Assuming that vertex C is chosen by random, the line joining the current point to the vertex is given by
\[ \left[\begin{array}{c} x \\ y\end{array}\right] = \left[ \begin{array}{c} x_p \\ y_p \end{array} \right] + \lambda \left[\begin{array}{c} x_C – x_p \\ y_C – y_p\end{array}\right] \; , \]
where the parameter $$\lambda$$ ranges from 0 to 1, with 0 corresponding to the initial point and 1 to vertex C. The point halfway from the initial point to the vertex C has coordinates given by substituting $\lambda = 1/2$ to yield
\[ \left[\begin{array}{c} x_{1/2} \\ y_{1/2}\end{array}\right] = \frac{1}{2}\left[ \begin{array}{c} x_p \\ y_p\end{array}\right] + \frac{1}{2} \left[\begin{array}{c} x_C \\ y_C\end{array}\right] \; . \]
By comparing this formal transformation with the rows of the table, it is obvious that the vertices of the triangle used in the chaos game are: A – (2,2), B – (2,100), C – (100,100). This is nicely confirmed by putting the axes back on the figures and foregoing the aesthetic transformation used last month.
The limits of the figure are [2,100] for the x-axis and y-axis and the triangle fits perfectly into the upper left half.
Further confirmation is obtained by changing the values of $f$ and $g$ for all three affine transformations so that the vertices are now located at: A – (0,0), B – (0,20), C – (20,20). Rerunning the chaos game yields the following fractal
Here the limits on the plot are [0,20] for both the x- and y-axes.
With a firm understanding of what the parameters $f$ and $g$ do, next turn attention to the matrix-portion of the transformation.

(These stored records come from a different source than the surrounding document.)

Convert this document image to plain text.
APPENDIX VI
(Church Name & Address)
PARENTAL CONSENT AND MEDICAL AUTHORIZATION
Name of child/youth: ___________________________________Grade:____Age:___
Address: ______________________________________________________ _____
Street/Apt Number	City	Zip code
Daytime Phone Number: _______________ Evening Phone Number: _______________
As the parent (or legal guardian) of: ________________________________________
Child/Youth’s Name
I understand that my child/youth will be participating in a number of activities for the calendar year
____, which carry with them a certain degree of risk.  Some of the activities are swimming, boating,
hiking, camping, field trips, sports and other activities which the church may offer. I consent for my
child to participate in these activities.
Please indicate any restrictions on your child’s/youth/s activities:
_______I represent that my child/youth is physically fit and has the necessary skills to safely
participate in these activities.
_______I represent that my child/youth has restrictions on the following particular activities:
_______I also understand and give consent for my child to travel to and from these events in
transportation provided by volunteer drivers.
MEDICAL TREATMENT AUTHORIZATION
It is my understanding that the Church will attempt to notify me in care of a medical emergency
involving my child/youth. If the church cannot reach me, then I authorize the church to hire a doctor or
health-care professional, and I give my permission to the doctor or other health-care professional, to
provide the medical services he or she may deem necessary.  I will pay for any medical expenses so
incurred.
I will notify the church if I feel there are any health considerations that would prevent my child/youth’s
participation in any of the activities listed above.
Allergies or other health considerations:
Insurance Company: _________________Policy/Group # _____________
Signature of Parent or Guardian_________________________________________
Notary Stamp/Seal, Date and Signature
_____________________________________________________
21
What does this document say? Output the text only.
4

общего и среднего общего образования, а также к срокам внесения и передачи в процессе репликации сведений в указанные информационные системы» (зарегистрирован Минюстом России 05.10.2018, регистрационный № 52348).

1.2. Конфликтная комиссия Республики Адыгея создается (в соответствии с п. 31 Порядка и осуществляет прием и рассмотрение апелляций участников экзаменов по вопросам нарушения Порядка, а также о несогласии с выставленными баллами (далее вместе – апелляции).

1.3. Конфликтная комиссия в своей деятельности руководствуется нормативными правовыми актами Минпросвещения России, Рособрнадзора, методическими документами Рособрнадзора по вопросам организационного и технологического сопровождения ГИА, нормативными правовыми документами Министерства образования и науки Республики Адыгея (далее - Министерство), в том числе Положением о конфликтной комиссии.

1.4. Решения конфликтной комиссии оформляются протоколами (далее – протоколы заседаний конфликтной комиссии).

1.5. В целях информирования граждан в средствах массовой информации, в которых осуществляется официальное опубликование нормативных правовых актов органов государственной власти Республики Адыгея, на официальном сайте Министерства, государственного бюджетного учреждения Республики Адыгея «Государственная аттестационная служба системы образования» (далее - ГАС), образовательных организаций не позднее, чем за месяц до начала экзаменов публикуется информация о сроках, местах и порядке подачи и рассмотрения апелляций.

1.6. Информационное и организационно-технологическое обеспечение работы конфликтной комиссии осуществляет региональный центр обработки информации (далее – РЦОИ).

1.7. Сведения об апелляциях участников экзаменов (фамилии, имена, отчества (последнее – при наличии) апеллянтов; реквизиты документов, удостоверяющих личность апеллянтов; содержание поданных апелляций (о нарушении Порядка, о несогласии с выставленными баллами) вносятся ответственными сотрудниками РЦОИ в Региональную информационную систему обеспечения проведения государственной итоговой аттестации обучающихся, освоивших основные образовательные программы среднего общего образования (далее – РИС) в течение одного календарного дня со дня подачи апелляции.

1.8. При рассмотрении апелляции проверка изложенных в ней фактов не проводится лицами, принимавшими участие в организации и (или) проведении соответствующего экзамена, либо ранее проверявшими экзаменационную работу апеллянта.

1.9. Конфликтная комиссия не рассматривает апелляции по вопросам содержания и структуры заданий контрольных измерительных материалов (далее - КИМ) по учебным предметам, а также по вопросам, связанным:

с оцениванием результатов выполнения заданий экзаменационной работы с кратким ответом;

Referring to the half-way point equation above, the first term on the right-hand side can be recast as
\[ \frac{1}{2} \left[ \begin{array}{c} x_p \\ y_p \end{array} \right] = \left[ \begin{array}{cc} 1/2 & 0 \\ 0 & 1/2 \end{array}\right] \left[\begin{array}{c} x_p \\ y_p\end{array} \right] \; ,\]
thus explaining what the parameters $a$, $b$, $c$, and $d$ describe. For example, to get to point a third of the way along the line connecting the current point to the particular vertex, the table should be changed so that $a = 1/3 = d$ while keeping $b=0=c$.
Finally, the cumulative probabilities can be modified as well to create additional realizations of the game.
Next post will explore some of the various new fractals that can be obtained by fiddling with the matrix component of the affine transformation and the cumulative probabilities as a way of investigating the stability of the game to variations.